Lucas Oliveira
Os povos indígenas representam, atualmente, menos de 1% da população brasileira. Esse povo, agora tão vulnerável e fragilizado, vem sendo violentado pelos “brancos” há mais de 500 anos. Durante uma pandemia, as circunstâncias poderiam ser diferentes, mas essa não é a realidade. A situação é devastadora para a etnia Yanomami. Em maio, três mulheres Sanöma, grupo dessa etnia, e seus bebês foram levados ao hospital com suspeitas de pneumonia. Porém, no hospital, as crianças foram contaminadas por covid-19 e morreram. E seus corpos desapareceram.
Crianças do povo Sanöma, que vive na Terra Indígena Yanomami, na fronteira do Brasil com a Venezuela (Foto: Sílvia Guimarães)
A repórter Eliane Brum escreve, para o EL PAÍS, mais do que uma matéria, uma história. Mães Yanomami imploram pelos corpos de seus bebês relata o sofrimento de mulheres indígenas negligenciadas e violentadas por um Estado que falhou e vem falhando há 5 séculos em preservar, valorizar e garantir mínimas condições de vida para esses povos. A história conta como, no meio de uma pandemia, uma sucessão de erros e omissões governamentais foram capazes de colocar em risco toda a sobrevivência de um povo e causar feridas quase espirituais em toda a comunidade.

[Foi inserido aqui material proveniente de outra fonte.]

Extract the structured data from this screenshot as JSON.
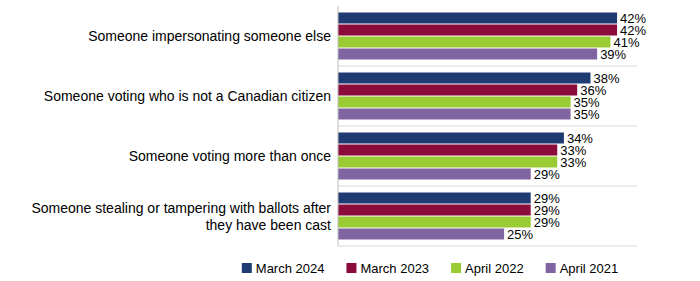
{
  "chart_data": {
    "type": "bar",
    "orientation": "horizontal",
    "data_labels": true,
    "tick_labels": "y",
    "legend": "bottom",
    "categories": [
      "Someone impersonating someone else",
      "Someone voting who is not a Canadian citizen",
      "Someone voting more than once",
      "Someone stealing or tampering with ballots after they have been cast"
    ],
    "xlim": [
      0,
      45
    ],
    "series": [
      {
        "name": "March 2024",
        "color": "#1f3b73",
        "values": [
          42,
          38,
          34,
          29
        ],
        "value_labels": [
          "42%",
          "38%",
          "34%",
          "29%"
        ]
      },
      {
        "name": "March 2023",
        "color": "#8b0b3b",
        "values": [
          42,
          36,
          33,
          29
        ],
        "value_labels": [
          "42%",
          "36%",
          "33%",
          "29%"
        ]
      },
      {
        "name": "April 2022",
        "color": "#99cc33",
        "values": [
          41,
          35,
          33,
          29
        ],
        "value_labels": [
          "41%",
          "35%",
          "33%",
          "29%"
        ]
      },
      {
        "name": "April 2021",
        "color": "#8064a2",
        "values": [
          39,
          35,
          29,
          25
        ],
        "value_labels": [
          "39%",
          "35%",
          "29%",
          "25%"
        ]
      }
    ]
  }
}
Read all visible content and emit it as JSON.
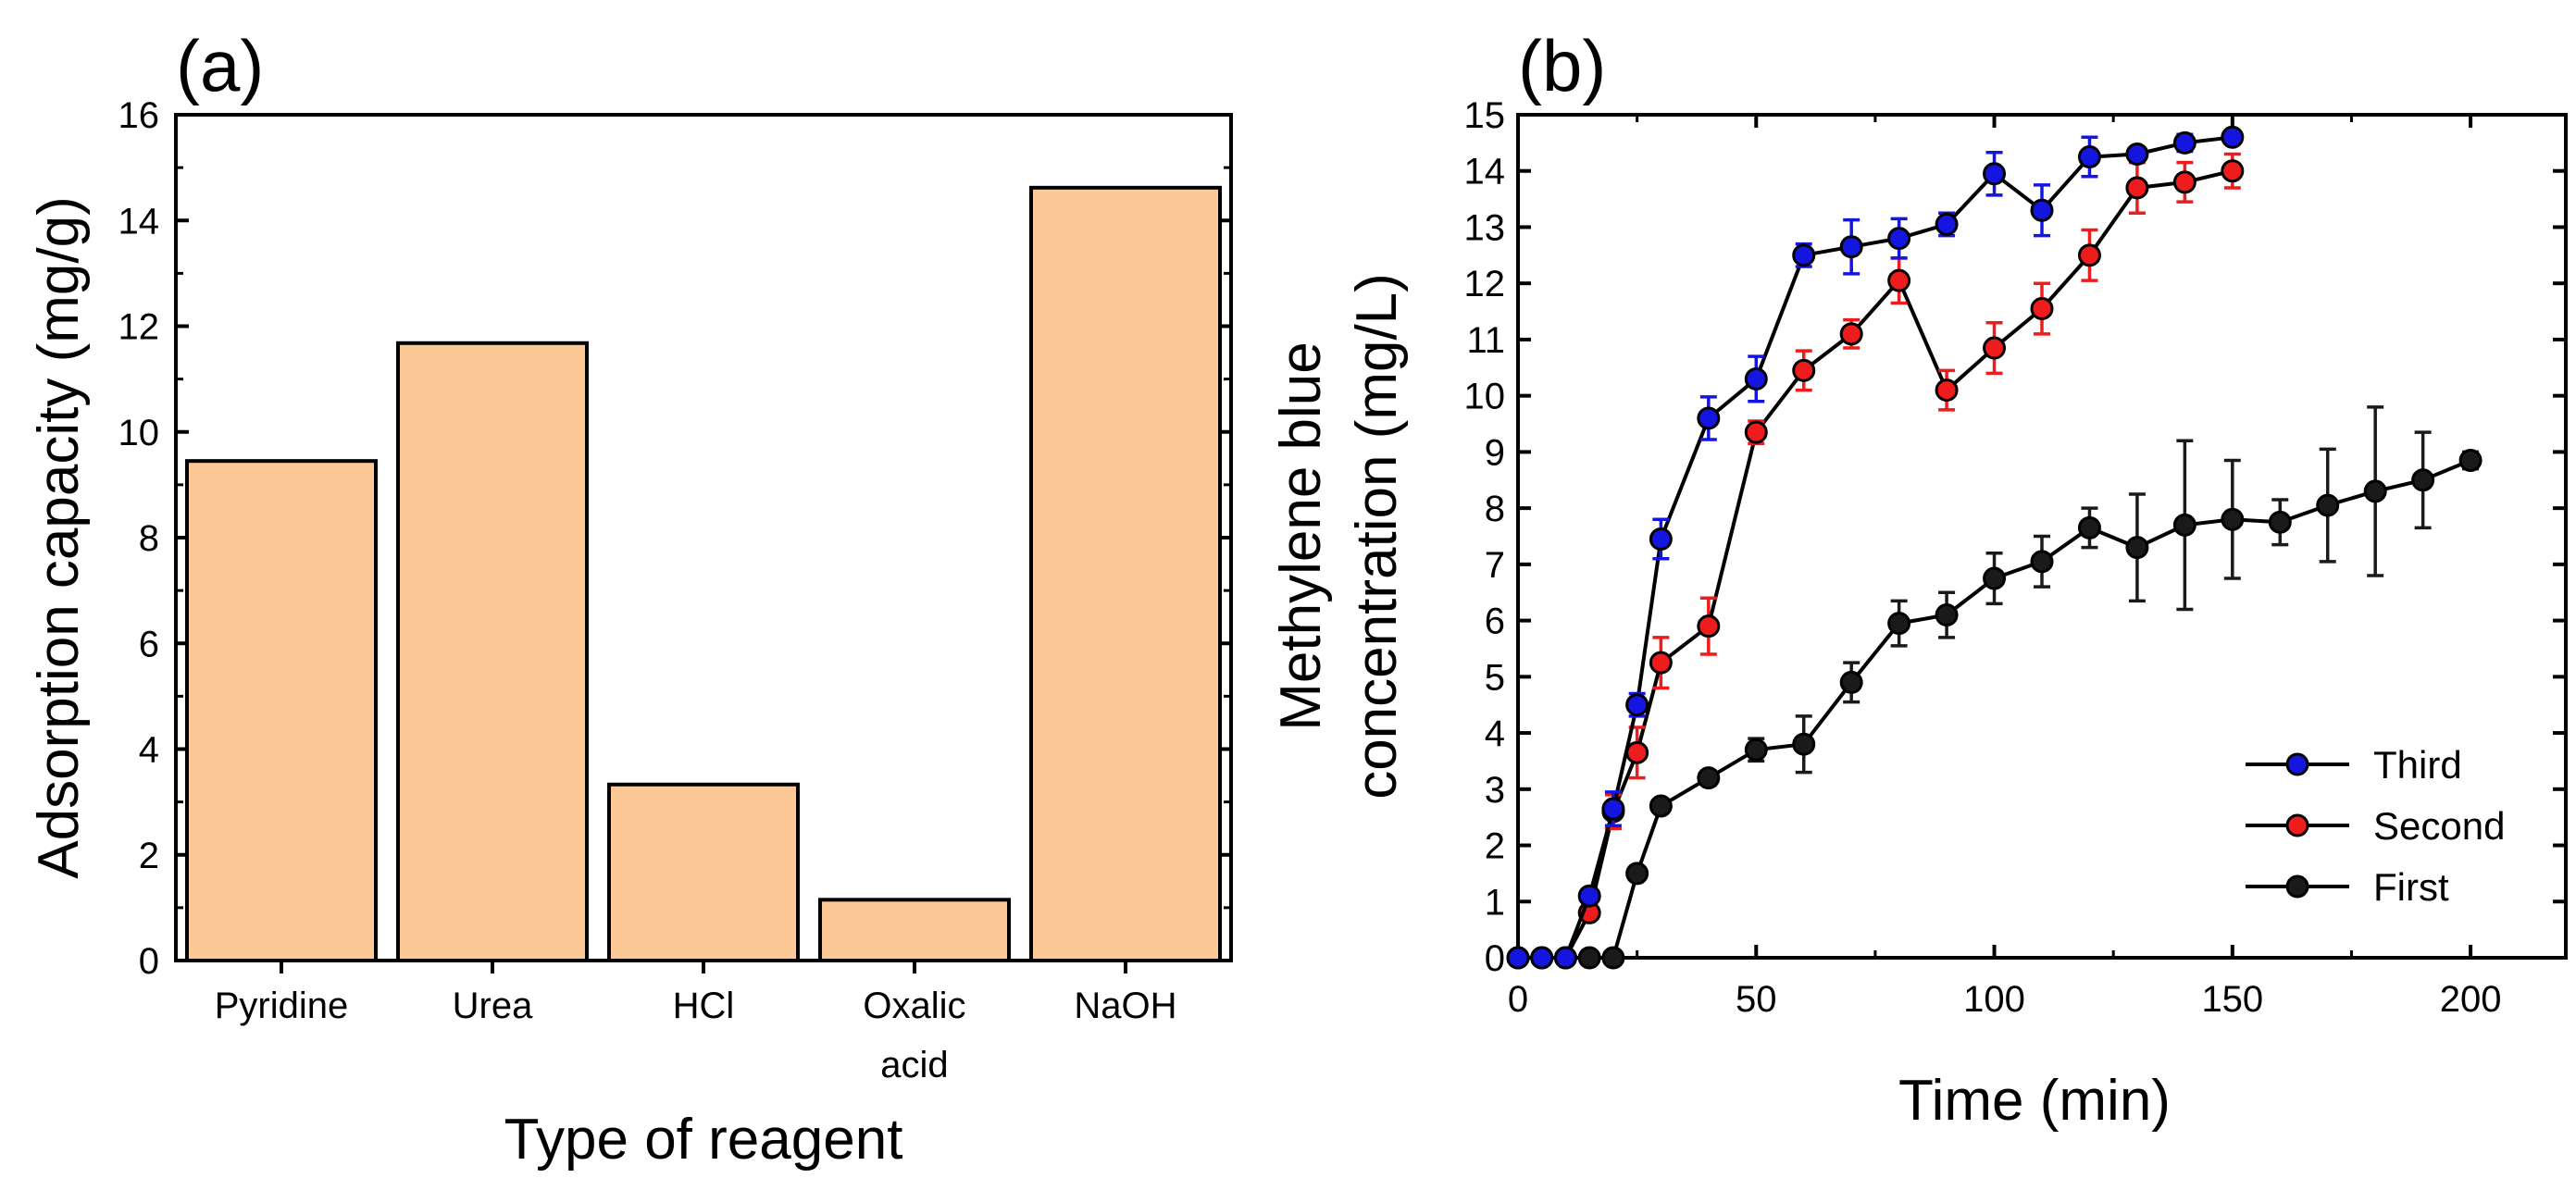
{
  "chart_data": [
    {
      "panel": "(a)",
      "type": "bar",
      "title": "",
      "xlabel": "Type of reagent",
      "ylabel": "Adsorption capacity (mg/g)",
      "categories": [
        [
          "Pyridine"
        ],
        [
          "Urea"
        ],
        [
          "HCl"
        ],
        [
          "Oxalic",
          "acid"
        ],
        [
          "NaOH"
        ]
      ],
      "values": [
        9.45,
        11.68,
        3.33,
        1.15,
        14.62
      ],
      "ylim": [
        0,
        16
      ],
      "yticks": [
        0,
        2,
        4,
        6,
        8,
        10,
        12,
        14,
        16
      ],
      "bar_color": "#FCC896",
      "grid": false
    },
    {
      "panel": "(b)",
      "type": "line",
      "title": "",
      "xlabel": "Time (min)",
      "ylabel": [
        "Methylene blue",
        "concentration (mg/L)"
      ],
      "xlim": [
        0,
        220
      ],
      "ylim": [
        0,
        15
      ],
      "xticks": [
        0,
        50,
        100,
        150,
        200
      ],
      "yticks": [
        0,
        1,
        2,
        3,
        4,
        5,
        6,
        7,
        8,
        9,
        10,
        11,
        12,
        13,
        14,
        15
      ],
      "grid": false,
      "legend_position": "bottom-right",
      "series": [
        {
          "name": "Third",
          "color": "#1515E0",
          "x": [
            0,
            5,
            10,
            15,
            20,
            25,
            30,
            40,
            50,
            60,
            70,
            80,
            90,
            100,
            110,
            120,
            130,
            140,
            150
          ],
          "y": [
            0,
            0,
            0,
            1.1,
            2.65,
            4.5,
            7.45,
            9.6,
            10.3,
            12.5,
            12.65,
            12.8,
            13.05,
            13.95,
            13.3,
            14.25,
            14.3,
            14.5,
            14.6
          ],
          "err": [
            0,
            0,
            0,
            0.12,
            0.3,
            0.2,
            0.35,
            0.38,
            0.4,
            0.2,
            0.48,
            0.35,
            0.2,
            0.38,
            0.45,
            0.35,
            0.1,
            0.15,
            0.1
          ]
        },
        {
          "name": "Second",
          "color": "#EE1C1C",
          "x": [
            0,
            5,
            10,
            15,
            20,
            25,
            30,
            40,
            50,
            60,
            70,
            80,
            90,
            100,
            110,
            120,
            130,
            140,
            150
          ],
          "y": [
            0,
            0,
            0,
            0.8,
            2.6,
            3.65,
            5.25,
            5.9,
            9.35,
            10.45,
            11.1,
            12.05,
            10.1,
            10.85,
            11.55,
            12.5,
            13.7,
            13.8,
            14.0
          ],
          "err": [
            0,
            0,
            0,
            0.1,
            0.3,
            0.45,
            0.45,
            0.5,
            0.2,
            0.35,
            0.25,
            0.4,
            0.35,
            0.45,
            0.45,
            0.45,
            0.45,
            0.35,
            0.3
          ]
        },
        {
          "name": "First",
          "color": "#1a1a1a",
          "x": [
            0,
            5,
            10,
            15,
            20,
            25,
            30,
            40,
            50,
            60,
            70,
            80,
            90,
            100,
            110,
            120,
            130,
            140,
            150,
            160,
            170,
            180,
            190,
            200
          ],
          "y": [
            0,
            0,
            0,
            0,
            0,
            1.5,
            2.7,
            3.2,
            3.7,
            3.8,
            4.9,
            5.95,
            6.1,
            6.75,
            7.05,
            7.65,
            7.3,
            7.7,
            7.8,
            7.75,
            8.05,
            8.3,
            8.5,
            8.85
          ],
          "err": [
            0,
            0,
            0,
            0,
            0,
            0.1,
            0.1,
            0.12,
            0.2,
            0.5,
            0.35,
            0.4,
            0.4,
            0.45,
            0.45,
            0.35,
            0.95,
            1.5,
            1.05,
            0.4,
            1.0,
            1.5,
            0.85,
            0.15
          ]
        }
      ]
    }
  ]
}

Eliane Brum é velha conhecida dos Yanomami. Há mais de 5 anos, a escritora advoga sobre a causa indígena e luta pela valorização dessa população. Por isso, é possível perceber como a reportagem é real, crua e extremamente pessoal. Há muita emoção nas palavras escritas e é transmitido ao leitor o desespero e a angústia sofrida pelos Yanomami nesse momento de pandemia. Com a morte e desaparecimento dos corpos de seus entes, toda a comunidade sofre essas perdas. Ao final, há “apenas um morto, o que morreu — e não vivos que seguem mortos por não terem sido capazes de fazer o luto”.
A jornalista nos mostra um mundo, até então, esquecido. Por meio de uma investigação baseada em dados governamentais e entrevistas, Eliane relata a jornada dessas mulheres na busca pela verdade, apontando as defasagens de um governo que sequer possui um tradutor da língua portuguesa para atender essa população indígena. Ela escancara a desigualdade e a negligência vividas pelos povos que são dizimados por “vírus e balas” há séculos e, agora, pela Covid-19.

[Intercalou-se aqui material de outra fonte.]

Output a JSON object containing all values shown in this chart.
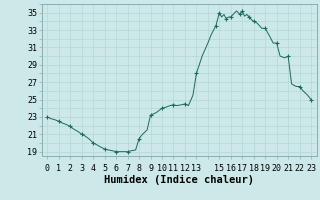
{
  "xlabel": "Humidex (Indice chaleur)",
  "background_color": "#cce8e8",
  "plot_bg_color": "#cce8e8",
  "line_color": "#1a6b5a",
  "marker_color": "#1a6b5a",
  "ylim": [
    18.5,
    36
  ],
  "xlim": [
    -0.5,
    23.5
  ],
  "yticks": [
    19,
    21,
    23,
    25,
    27,
    29,
    31,
    33,
    35
  ],
  "xtick_positions": [
    0,
    1,
    2,
    3,
    4,
    5,
    6,
    7,
    8,
    9,
    10,
    11,
    12,
    13,
    15,
    16,
    17,
    18,
    19,
    20,
    21,
    22,
    23
  ],
  "xtick_labels": [
    "0",
    "1",
    "2",
    "3",
    "4",
    "5",
    "6",
    "7",
    "8",
    "9",
    "10",
    "11",
    "12",
    "13",
    "15",
    "16",
    "17",
    "18",
    "19",
    "20",
    "21",
    "22",
    "23"
  ],
  "x": [
    0,
    0.3,
    0.6,
    1.0,
    1.3,
    1.7,
    2.0,
    2.3,
    2.7,
    3.0,
    3.3,
    3.7,
    4.0,
    4.3,
    4.7,
    5.0,
    5.3,
    5.7,
    6.0,
    6.3,
    6.7,
    7.0,
    7.3,
    7.7,
    8.0,
    8.3,
    8.7,
    9.0,
    9.5,
    10.0,
    10.3,
    10.7,
    11.0,
    11.3,
    11.7,
    12.0,
    12.3,
    12.7,
    13.0,
    13.5,
    14.0,
    14.3,
    14.7,
    15.0,
    15.2,
    15.4,
    15.6,
    15.8,
    16.0,
    16.2,
    16.5,
    16.8,
    17.0,
    17.2,
    17.4,
    17.6,
    17.8,
    18.0,
    18.3,
    18.7,
    19.0,
    19.3,
    19.7,
    20.0,
    20.3,
    20.7,
    21.0,
    21.3,
    21.7,
    22.0,
    22.3,
    22.7,
    23.0
  ],
  "y": [
    23.0,
    22.8,
    22.7,
    22.5,
    22.3,
    22.1,
    21.9,
    21.6,
    21.3,
    21.0,
    20.8,
    20.4,
    20.0,
    19.8,
    19.5,
    19.3,
    19.2,
    19.1,
    19.0,
    19.0,
    19.0,
    19.0,
    19.1,
    19.2,
    20.5,
    21.0,
    21.5,
    23.2,
    23.5,
    24.0,
    24.1,
    24.3,
    24.4,
    24.3,
    24.4,
    24.5,
    24.3,
    25.5,
    28.0,
    30.0,
    31.5,
    32.5,
    33.5,
    35.0,
    34.5,
    34.8,
    34.3,
    34.5,
    34.5,
    34.8,
    35.2,
    34.8,
    35.2,
    34.6,
    34.8,
    34.5,
    34.2,
    34.0,
    33.8,
    33.2,
    33.2,
    32.5,
    31.5,
    31.5,
    30.0,
    29.8,
    30.0,
    26.8,
    26.5,
    26.5,
    26.0,
    25.5,
    25.0
  ],
  "marker_x": [
    0,
    1,
    2,
    3,
    4,
    5,
    6,
    7,
    8,
    9,
    10,
    11,
    12,
    13,
    14.7,
    15.0,
    15.6,
    16.0,
    16.8,
    17.0,
    17.6,
    18.0,
    19.0,
    20.0,
    21.0,
    22.0,
    23.0
  ],
  "marker_y": [
    23.0,
    22.5,
    21.9,
    21.0,
    20.0,
    19.3,
    19.0,
    19.0,
    20.5,
    23.2,
    24.0,
    24.4,
    24.5,
    28.0,
    33.5,
    35.0,
    34.3,
    34.5,
    34.8,
    35.2,
    34.5,
    34.0,
    33.2,
    31.5,
    30.0,
    26.5,
    25.0
  ],
  "grid_color": "#b0d4d4",
  "spine_color": "#8aafaf",
  "tick_fontsize": 6,
  "label_fontsize": 7.5
}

A repórter relata, por exemplo, que desde 1910, quando os Yanomami tiveram o primeiro contato com os brancos, eles vêm sendo dizimados por doenças, que chamam de xawara, e por tiros dos garimpeiros. Ela ainda cita o intelectual e líder Yanomami Daniel Kopenawa que tem denunciado ao mundo o perigo que seu povo corre: o genocídio. Eliane diz que pelo menos 40% da população que vive próxima a áreas de garimpo pode ser contaminada pela Covid-19.

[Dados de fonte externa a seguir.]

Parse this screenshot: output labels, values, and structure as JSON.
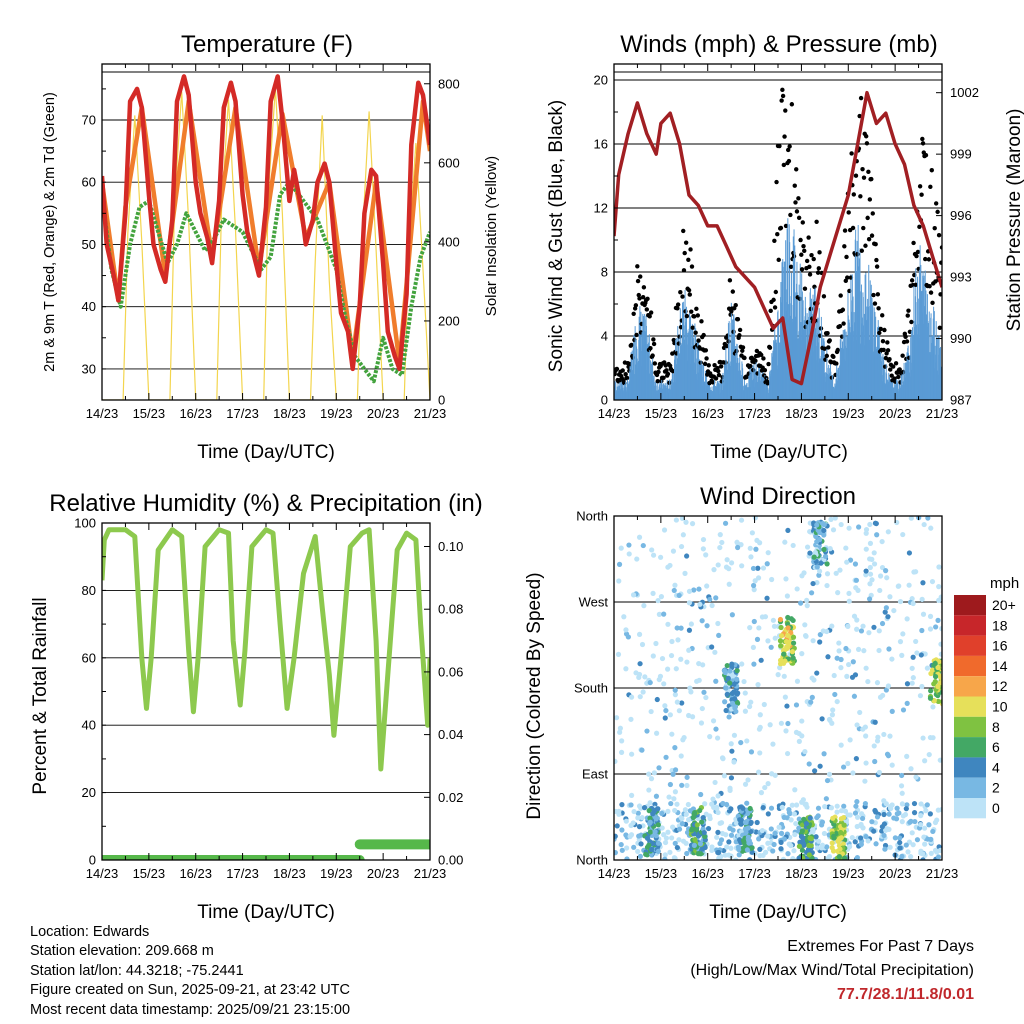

Em dois momentos a reportagem se torna quase uma aula de cultura e empatia. Ao explicar a cultura Yanomami e seus rituais de morte, podemos entender mais a fundo as marcas e a dor que a morte e sumiço de seus filhos, irmãos, pais, amigos, provoca nesse povo. Além disso, é apresentado o relato de um pai, que também perdeu seu bebê, à Rede Pró-Yanomami. Com certeza um dos momentos mais tocantes e pessoais de toda a matéria.
Mães Yanomami imploram pelos corpos de seus bebês é uma reportagem de difícil leitura, devido, principalmente, à carga emocional presente nela. É quase impossível ler essas palavras sem sentir tristeza e dor pela perda dessas vidas, sem sentir raiva pela incompetência de não somente um, mas das dezenas de governos que têm sido incapazes de respeitar e dignificar os povos originários do Brasil. Leitura extremamente relevante e necessária para qualquer jornalista e cidadão, a reportagem nos mostra, mais uma vez, a realidade: vidas indígenas estão sob ataque.